Do not exceed the dose of the drug prescribed. The extra benefit is usually small and the increased risk is significant.
If you are taking the medicine regularly and miss a dose, take it as soon as possible. However, if it is almost time for your next dose, skip the one you missed and go back to your regular schedule. Do not take a double dose. If your arthritis improves, discuss with your physician the possibility of decreasing your dose of the NSAID.
Can I combine NSAIDs with Other Drugs?
- Do not mix one NSAID with another. For example, don't take aspirin or ibuprofen with any other nonsteroidal anti-inflammatory drugs. However, your physician may wish you to combine low-dose aspirin with an NSAID for heart attack or stroke prevention. This is an individual decision for each patient, and you should discuss this with your physician, since combining an NSAID with aspirin can increase the risk of ulcer.
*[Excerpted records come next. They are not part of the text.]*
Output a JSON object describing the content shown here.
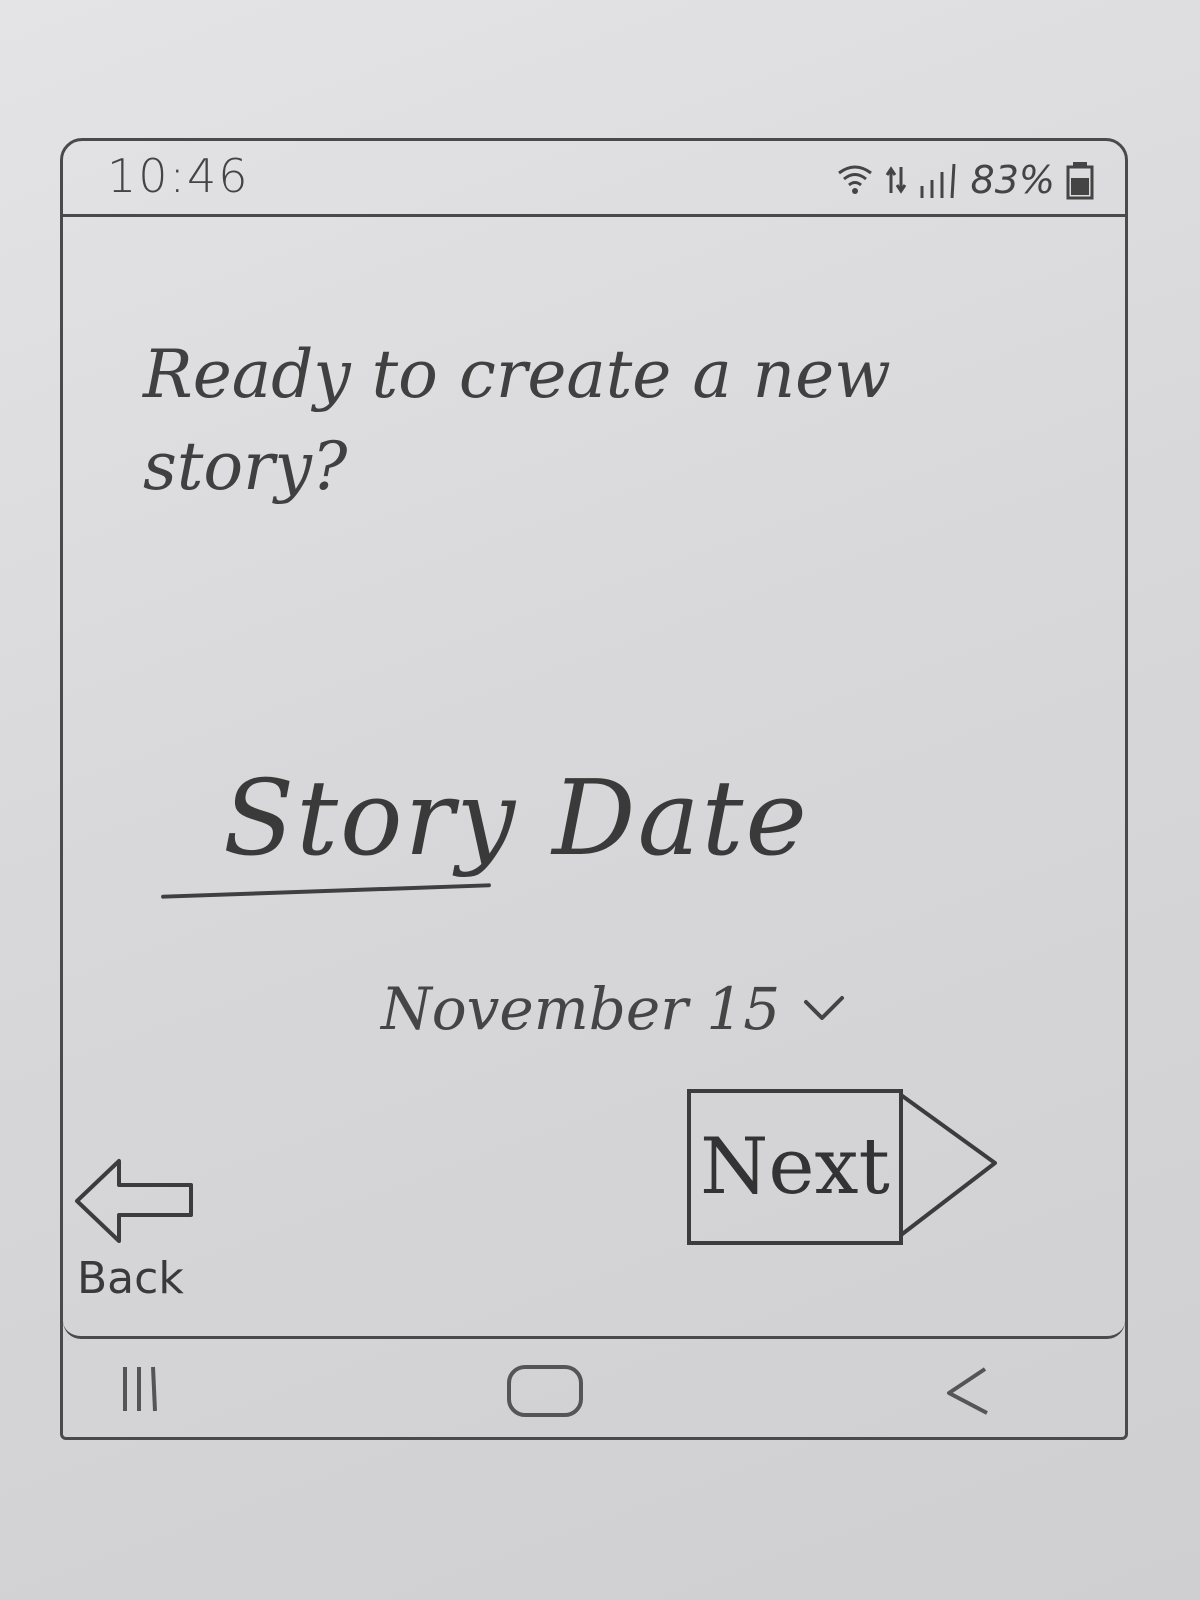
{
  "status_bar": {
    "time": "10:46",
    "battery": "83%",
    "icons": [
      "wifi-icon",
      "data-arrows-icon",
      "signal-icon",
      "battery-icon"
    ]
  },
  "screen": {
    "headline": "Ready to create a new story?",
    "date_field": {
      "label": "Story Date",
      "value": "November 15"
    },
    "next_button": {
      "label": "Next"
    },
    "back_button": {
      "label": "Back"
    }
  },
  "nav_bar": {
    "icons": [
      "recents-icon",
      "home-icon",
      "back-chevron-icon"
    ]
  },
  "colors": {
    "paper": "#d9d9db",
    "pencil": "#3c3c3c"
  }
}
- Acetaminophen, especially in low dose, appears less likely to irritate the stomach than NSAIDs, so in many cases it is reasonable to take acetaminophen along with NSAIDs.
- Always read the ingredients listed on the label of over-the-counter products. If acetylsalicylic acid or salicylate is listed, it may be better not to take this with NSAIDs, unless advised by your physician. Keep in mind that Alka-Seltzer, Anacin, some types of Excedrin, and even Pepto-Bismol contain aspirin.
- If you are taking medications for high blood pressure, have your pressure checked regularly while on the nonsteroidal anti-inflammatory drug. This is especially important within the first several weeks of starting the drug. In some patients, NSAIDs can elevate the blood pressure.
When Should I Stop the Drug and Get Immediate Medical Attention?
- If signs of allergy occur, such as rapid breathing, gasping, wheezing, hives, skin rashes, puffy eyelids, and/or rapid heart beat occur.
- If you develop vision abnormalities.
- If you develop dizziness, depression, or confusion.
- If you develop yellowing of the eyes that could indicate liver injury (although liver injury is rare and your liver function is checked when you have standard chemistry blood tests, which should be done periodically, when you are taking an NSAID).
- If your urine becomes cloudy or bloody, the amount of urine you pass should suddenly decrease, or you develop new ankle swelling, all of which could indicate kidney problems. This is especially important to watch for if your kidney function has been noted, on lab testing, to have been abnormal in the past.
When Should I Call My Doctor About Changing Dosage or Medications?
- If you develop swelling of the ankles or sudden weight gain after starting one of these drugs due to fluid retention.
- If you develop decreased hearing or ringing in your ears.
- If you are planning to get pregnant, or become pregnant.